For Das, fashion is not just aesthetic, it responds to the socio-political world around him. “Fashion is a statement, a form of protest, or a narration of what’s happening,” he noted.

Navonil Das Instagram/@navo_nil
Fashion without labels: Breaking stereotypes, one outfit at a time
Mukherjee, who credits French designer Jean Paul Gaultier as one of his inspirations, said that he personally loves wearing saris. “I think because I’m tall and healthy, saris look amazing on me. They camouflage the parts I don’t like showing. It just feels surreal and beautiful.”
Mukherjee debunked the idea of labelling certain clothes as ‘masculine’ or ‘feminine’. “Sari and dhoti are essentially the same length of fabric — it’s how you drape them that creates distinction,” he said. He recalled the time actor Ranveer Singh wore a lehenga skirt during a promotional event for his 2015 film Bajirao Mastani despite being heterosexual. Mukherjee noted how such moments challenge the misconception that only queer men opt for gender-fluid clothing.

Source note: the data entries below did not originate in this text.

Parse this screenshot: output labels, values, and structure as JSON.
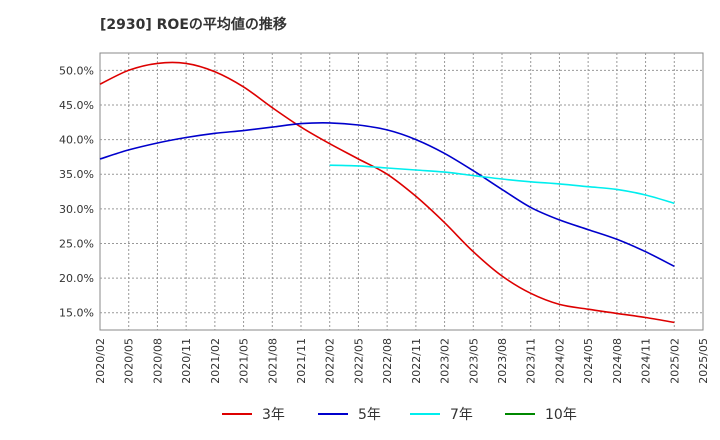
{
  "chart_data": {
    "type": "line",
    "title": "[2930]  ROEの平均値の推移",
    "xlabel": "",
    "ylabel": "",
    "x_ticks": [
      "2020/02",
      "2020/05",
      "2020/08",
      "2020/11",
      "2021/02",
      "2021/05",
      "2021/08",
      "2021/11",
      "2022/02",
      "2022/05",
      "2022/08",
      "2022/11",
      "2023/02",
      "2023/05",
      "2023/08",
      "2023/11",
      "2024/02",
      "2024/05",
      "2024/08",
      "2024/11",
      "2025/02",
      "2025/05"
    ],
    "y_ticks": [
      "15.0%",
      "20.0%",
      "25.0%",
      "30.0%",
      "35.0%",
      "40.0%",
      "45.0%",
      "50.0%"
    ],
    "ylim": [
      12.5,
      52.5
    ],
    "grid": true,
    "legend_position": "bottom",
    "series": [
      {
        "name": "3年",
        "color": "#dd0000",
        "points": [
          [
            "2020/02",
            48.0
          ],
          [
            "2020/05",
            50.0
          ],
          [
            "2020/08",
            51.0
          ],
          [
            "2020/11",
            51.0
          ],
          [
            "2021/02",
            49.8
          ],
          [
            "2021/05",
            47.6
          ],
          [
            "2021/08",
            44.6
          ],
          [
            "2021/11",
            41.8
          ],
          [
            "2022/02",
            39.4
          ],
          [
            "2022/05",
            37.2
          ],
          [
            "2022/08",
            35.0
          ],
          [
            "2022/11",
            31.8
          ],
          [
            "2023/02",
            28.0
          ],
          [
            "2023/05",
            23.8
          ],
          [
            "2023/08",
            20.3
          ],
          [
            "2023/11",
            17.8
          ],
          [
            "2024/02",
            16.2
          ],
          [
            "2024/05",
            15.5
          ],
          [
            "2024/08",
            14.9
          ],
          [
            "2024/11",
            14.3
          ],
          [
            "2025/02",
            13.6
          ]
        ]
      },
      {
        "name": "5年",
        "color": "#0000cc",
        "points": [
          [
            "2020/02",
            37.2
          ],
          [
            "2020/05",
            38.5
          ],
          [
            "2020/08",
            39.5
          ],
          [
            "2020/11",
            40.3
          ],
          [
            "2021/02",
            40.9
          ],
          [
            "2021/05",
            41.3
          ],
          [
            "2021/08",
            41.8
          ],
          [
            "2021/11",
            42.3
          ],
          [
            "2022/02",
            42.4
          ],
          [
            "2022/05",
            42.1
          ],
          [
            "2022/08",
            41.4
          ],
          [
            "2022/11",
            40.0
          ],
          [
            "2023/02",
            38.0
          ],
          [
            "2023/05",
            35.5
          ],
          [
            "2023/08",
            32.8
          ],
          [
            "2023/11",
            30.2
          ],
          [
            "2024/02",
            28.4
          ],
          [
            "2024/05",
            27.0
          ],
          [
            "2024/08",
            25.6
          ],
          [
            "2024/11",
            23.8
          ],
          [
            "2025/02",
            21.7
          ]
        ]
      },
      {
        "name": "7年",
        "color": "#00eeee",
        "points": [
          [
            "2022/02",
            36.3
          ],
          [
            "2022/05",
            36.2
          ],
          [
            "2022/08",
            35.9
          ],
          [
            "2022/11",
            35.6
          ],
          [
            "2023/02",
            35.3
          ],
          [
            "2023/05",
            34.8
          ],
          [
            "2023/08",
            34.3
          ],
          [
            "2023/11",
            33.9
          ],
          [
            "2024/02",
            33.6
          ],
          [
            "2024/05",
            33.2
          ],
          [
            "2024/08",
            32.8
          ],
          [
            "2024/11",
            32.0
          ],
          [
            "2025/02",
            30.8
          ]
        ]
      },
      {
        "name": "10年",
        "color": "#008800",
        "points": []
      }
    ]
  }
}
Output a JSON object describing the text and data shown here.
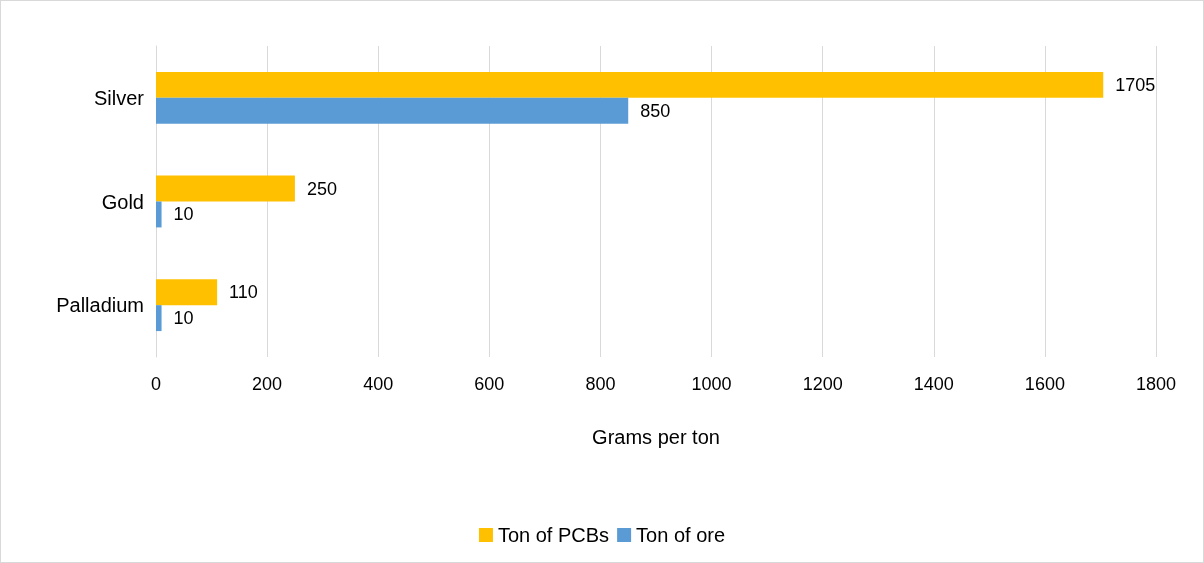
{
  "chart_data": {
    "type": "bar",
    "orientation": "horizontal",
    "xlabel": "Grams per ton",
    "categories": [
      "Silver",
      "Gold",
      "Palladium"
    ],
    "series": [
      {
        "name": "Ton of PCBs",
        "color": "#ffc000",
        "values": [
          1705,
          250,
          110
        ]
      },
      {
        "name": "Ton of ore",
        "color": "#5b9bd5",
        "values": [
          850,
          10,
          10
        ]
      }
    ],
    "xlim": [
      0,
      1800
    ],
    "xticks": [
      0,
      200,
      400,
      600,
      800,
      1000,
      1200,
      1400,
      1600,
      1800
    ],
    "grid": "x",
    "legend": "bottom",
    "data_labels": true
  }
}
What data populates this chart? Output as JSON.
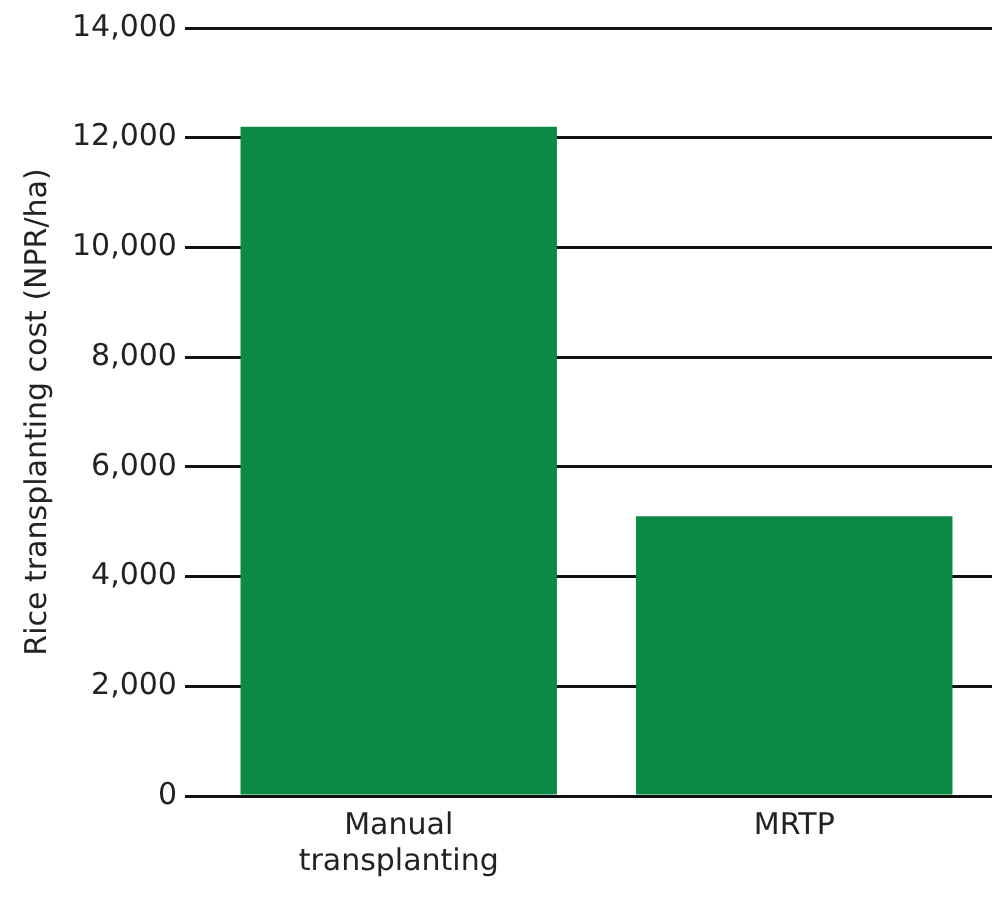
{
  "chart_data": {
    "type": "bar",
    "ylabel": "Rice transplanting cost (NPR/ha)",
    "categories": [
      "Manual transplanting",
      "MRTP"
    ],
    "values": [
      12200,
      5100
    ],
    "color": "#0a8a45",
    "ylim": [
      0,
      14000
    ],
    "yticks": [
      0,
      {
        "value": 2000,
        "label": "2,000"
      },
      {
        "value": 4000,
        "label": "4,000"
      },
      {
        "value": 6000,
        "label": "6,000"
      },
      {
        "value": 8000,
        "label": "8,000"
      },
      {
        "value": 10000,
        "label": "10,000"
      },
      {
        "value": 12000,
        "label": "12,000"
      },
      {
        "value": 14000,
        "label": "14,000"
      }
    ],
    "grid": "y"
  }
}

Ranveer Singh in a lehenga skirt Instagram/@myntra
“It’s all man-made — the idea that this is for boys and this is for girls,” he said. He cited the anarkali as an example. Once worn by Mughal emperors, the outfit is now typically associated with women’s fashion.
Confidence over conformity
Addressing the remarks that he had initially been subjected to, Mukherjee said, “It’s about confidence. Initially, people passed remarks, but when I wore it [a sari] with conviction, they got used to seeing me in it. Now, many of them come and compliment me.”
Mukherjee advised budding fashion enthusiasts not to hop on to a trend blindly. “If you feel it in every inch of your being, only then should you do it. If you can carry it with confidence, trust me you’ll rock it,” the influencer added.

Mukherjee advises fashion enthusiasts not to hop on to a trend blindly
Similarly, Das noted how he sportingly accepts criticism. “Trolls look for a chink in your armour. If you're doing something original and meaningful, it will resonate. Criticism means you've made an impact,” he stated.